Going back to Finnish Chicken, if we want to achieve the same result, then the goal should be to vary the attack distance, and the way I tried to accomplish that was through changing targets. We started with a round of the normal version, then we did the same thing but legs only, then any target above the belt, then finally head and legs only. These differences vary the distance in different ways, some targets are physically further away so take a longer time to reach, but at the same time adding choices of targets and how to hit them makes it more difficult to parry and therefore increases the viable distance. 

Another aspect of changing targets like this is they introduce a variety of new strategies and tactics to the game, involving how to defend and how to attack the different targets. For example, with leg attacks, the rule is you are not allowed to step backwards, but that doesn’t mean you can’t pick your front leg up and move it back as long as you land it in front of where it was before so it’s technically a step forward. There were many different aspects of this, along with where and how to target and how to defend against them for people to focus on, while distance was still an aspect. I think it is a good thing that distance was not necessarily at the forefront, there was a study by Gabrielle Wulf and colleagues which showed that people learn to balance better when they are focused on a different activity while balancing than if they are focused on balancing alone. That’s not to say that they didn’t know they were learning distance, I stated the purpose of the variations as being because of distance ahead of time, but everyone had plenty of other things to focus on. 
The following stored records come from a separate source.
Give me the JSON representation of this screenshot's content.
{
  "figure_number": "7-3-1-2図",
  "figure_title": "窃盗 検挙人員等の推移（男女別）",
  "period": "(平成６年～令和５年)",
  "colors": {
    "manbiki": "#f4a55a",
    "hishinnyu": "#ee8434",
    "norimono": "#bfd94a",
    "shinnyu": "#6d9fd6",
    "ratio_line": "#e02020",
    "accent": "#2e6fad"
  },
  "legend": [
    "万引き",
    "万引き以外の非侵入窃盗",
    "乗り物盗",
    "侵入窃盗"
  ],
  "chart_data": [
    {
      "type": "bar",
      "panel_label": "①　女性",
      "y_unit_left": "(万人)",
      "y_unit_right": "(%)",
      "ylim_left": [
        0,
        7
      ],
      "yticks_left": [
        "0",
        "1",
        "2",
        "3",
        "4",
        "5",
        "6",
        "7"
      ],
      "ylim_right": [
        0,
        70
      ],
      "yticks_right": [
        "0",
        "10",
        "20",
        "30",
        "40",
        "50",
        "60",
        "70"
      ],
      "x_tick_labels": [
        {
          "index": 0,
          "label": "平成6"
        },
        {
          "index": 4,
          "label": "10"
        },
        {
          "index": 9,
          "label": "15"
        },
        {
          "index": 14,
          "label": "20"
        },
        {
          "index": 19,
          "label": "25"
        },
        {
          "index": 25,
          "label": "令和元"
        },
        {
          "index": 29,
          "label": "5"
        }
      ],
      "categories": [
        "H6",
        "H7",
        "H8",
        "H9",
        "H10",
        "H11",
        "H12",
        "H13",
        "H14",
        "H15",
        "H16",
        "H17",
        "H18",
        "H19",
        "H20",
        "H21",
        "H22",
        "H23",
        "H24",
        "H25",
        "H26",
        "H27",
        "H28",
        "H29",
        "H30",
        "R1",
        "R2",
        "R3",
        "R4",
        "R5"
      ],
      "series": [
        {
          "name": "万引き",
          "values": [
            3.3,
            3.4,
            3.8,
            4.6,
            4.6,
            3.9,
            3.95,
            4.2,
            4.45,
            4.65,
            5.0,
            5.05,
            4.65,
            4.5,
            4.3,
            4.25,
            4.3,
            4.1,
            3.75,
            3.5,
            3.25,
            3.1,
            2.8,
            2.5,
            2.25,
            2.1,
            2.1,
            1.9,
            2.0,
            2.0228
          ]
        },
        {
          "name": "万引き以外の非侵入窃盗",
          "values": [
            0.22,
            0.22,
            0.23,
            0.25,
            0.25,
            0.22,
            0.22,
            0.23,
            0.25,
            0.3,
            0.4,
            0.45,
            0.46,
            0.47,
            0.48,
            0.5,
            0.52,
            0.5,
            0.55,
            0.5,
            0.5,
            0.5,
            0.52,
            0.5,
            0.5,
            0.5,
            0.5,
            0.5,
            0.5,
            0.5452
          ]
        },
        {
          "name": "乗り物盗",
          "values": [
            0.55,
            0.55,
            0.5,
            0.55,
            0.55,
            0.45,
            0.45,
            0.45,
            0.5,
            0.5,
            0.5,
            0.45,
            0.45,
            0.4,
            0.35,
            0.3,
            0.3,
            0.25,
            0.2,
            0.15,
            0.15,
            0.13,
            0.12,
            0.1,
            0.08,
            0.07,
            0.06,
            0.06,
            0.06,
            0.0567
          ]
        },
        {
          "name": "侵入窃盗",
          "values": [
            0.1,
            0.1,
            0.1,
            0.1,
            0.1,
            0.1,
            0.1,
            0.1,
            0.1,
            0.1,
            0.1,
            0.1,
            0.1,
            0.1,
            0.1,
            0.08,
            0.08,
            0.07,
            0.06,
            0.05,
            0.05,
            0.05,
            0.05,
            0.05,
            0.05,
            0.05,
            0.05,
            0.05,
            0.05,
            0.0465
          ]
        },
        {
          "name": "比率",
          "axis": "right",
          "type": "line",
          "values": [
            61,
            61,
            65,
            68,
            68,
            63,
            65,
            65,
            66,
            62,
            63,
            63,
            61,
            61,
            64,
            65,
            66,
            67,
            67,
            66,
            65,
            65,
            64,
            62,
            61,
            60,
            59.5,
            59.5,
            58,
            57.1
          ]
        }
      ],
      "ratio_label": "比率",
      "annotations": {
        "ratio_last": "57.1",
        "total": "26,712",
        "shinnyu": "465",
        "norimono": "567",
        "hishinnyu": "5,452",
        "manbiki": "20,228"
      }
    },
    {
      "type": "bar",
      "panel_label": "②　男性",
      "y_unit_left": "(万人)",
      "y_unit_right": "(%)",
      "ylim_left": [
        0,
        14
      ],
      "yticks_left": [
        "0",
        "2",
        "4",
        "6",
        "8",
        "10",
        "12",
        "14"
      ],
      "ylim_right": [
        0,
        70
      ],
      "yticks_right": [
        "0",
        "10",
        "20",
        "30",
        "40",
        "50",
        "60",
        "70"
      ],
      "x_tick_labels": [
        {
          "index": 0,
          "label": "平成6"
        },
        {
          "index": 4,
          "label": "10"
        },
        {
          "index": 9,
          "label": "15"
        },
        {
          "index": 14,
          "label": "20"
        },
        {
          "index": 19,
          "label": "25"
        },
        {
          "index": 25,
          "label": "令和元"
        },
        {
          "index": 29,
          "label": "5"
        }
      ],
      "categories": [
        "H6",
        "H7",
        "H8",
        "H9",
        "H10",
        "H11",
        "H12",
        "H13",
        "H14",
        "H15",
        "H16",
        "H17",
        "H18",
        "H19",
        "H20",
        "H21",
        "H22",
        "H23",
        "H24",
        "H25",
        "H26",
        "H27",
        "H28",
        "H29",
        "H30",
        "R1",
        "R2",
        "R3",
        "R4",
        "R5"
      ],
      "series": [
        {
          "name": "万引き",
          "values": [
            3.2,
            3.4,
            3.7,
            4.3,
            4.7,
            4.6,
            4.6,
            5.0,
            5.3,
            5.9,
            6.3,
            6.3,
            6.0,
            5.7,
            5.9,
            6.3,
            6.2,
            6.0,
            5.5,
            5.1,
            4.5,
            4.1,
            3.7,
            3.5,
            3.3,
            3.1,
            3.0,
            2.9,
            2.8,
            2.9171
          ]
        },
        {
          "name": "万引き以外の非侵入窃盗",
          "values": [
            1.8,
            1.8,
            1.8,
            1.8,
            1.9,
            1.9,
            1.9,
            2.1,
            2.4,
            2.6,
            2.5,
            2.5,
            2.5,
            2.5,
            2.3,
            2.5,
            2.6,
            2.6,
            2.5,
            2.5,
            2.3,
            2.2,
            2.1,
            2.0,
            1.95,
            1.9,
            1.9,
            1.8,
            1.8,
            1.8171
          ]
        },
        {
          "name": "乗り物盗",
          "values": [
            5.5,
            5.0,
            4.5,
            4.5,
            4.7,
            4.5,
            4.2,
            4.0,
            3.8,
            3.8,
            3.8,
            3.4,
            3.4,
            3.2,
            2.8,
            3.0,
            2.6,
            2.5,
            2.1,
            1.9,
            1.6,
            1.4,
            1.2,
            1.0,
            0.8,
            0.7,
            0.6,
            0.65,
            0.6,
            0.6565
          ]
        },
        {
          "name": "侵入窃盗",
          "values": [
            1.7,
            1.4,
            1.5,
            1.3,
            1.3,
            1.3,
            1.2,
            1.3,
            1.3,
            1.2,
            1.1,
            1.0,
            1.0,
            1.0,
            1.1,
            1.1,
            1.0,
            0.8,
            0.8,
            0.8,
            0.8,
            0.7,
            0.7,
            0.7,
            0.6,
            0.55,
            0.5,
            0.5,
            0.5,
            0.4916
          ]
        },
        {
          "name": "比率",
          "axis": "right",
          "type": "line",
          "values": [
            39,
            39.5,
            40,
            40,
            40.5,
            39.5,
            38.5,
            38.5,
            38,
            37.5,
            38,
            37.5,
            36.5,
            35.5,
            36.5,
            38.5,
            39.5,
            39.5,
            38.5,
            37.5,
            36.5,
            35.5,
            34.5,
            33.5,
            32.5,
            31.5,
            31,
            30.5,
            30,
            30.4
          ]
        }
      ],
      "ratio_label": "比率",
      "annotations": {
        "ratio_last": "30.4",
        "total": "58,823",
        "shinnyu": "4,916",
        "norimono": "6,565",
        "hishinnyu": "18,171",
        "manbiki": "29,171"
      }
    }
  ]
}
The post-drill discussion for these variations was more lively than usual, everyone had something to share about their experience and what worked and what didn’t work. This is a good thing, and something that we usually don’t get when we do a class of playing games that everyone already knows. I think there is an intrinsic benefit to coming up with new games to give people different problems to solve, and that is a topic for another time. 

Differential learning is a topic that I have shied away from in the past, I still don’t fully understand it and I don’t want to go all in on it, but with activities like this I think I am starting to zero in on at least the idea of what it is supposed to do. My understanding of differential learning was that you need to have different conditions on each individual repetition, which we did not have here, but it is still the idea of a similar scenario with varied aspects. The idea here is to explore an idea, in this case distance, by varying what it means to have good distance. That is different from CLA, in which we are creating a situation that affords certain actions over others, with the affordances being similar to free fencing and therefore the actions being directly applicable. 

A similar idea can be applied to other games we’ve been doing lately such as Fechten im Grublein and Chess Fencing, in which there is no specific movement, action, or technique that we are trying to hone in on, but by doing them the fencers are forced to explore their solution space and come up with unique movement solutions that they might not otherwise think of. I think this may be an important aspect of the Ecological Approach beyond the scope of CLA.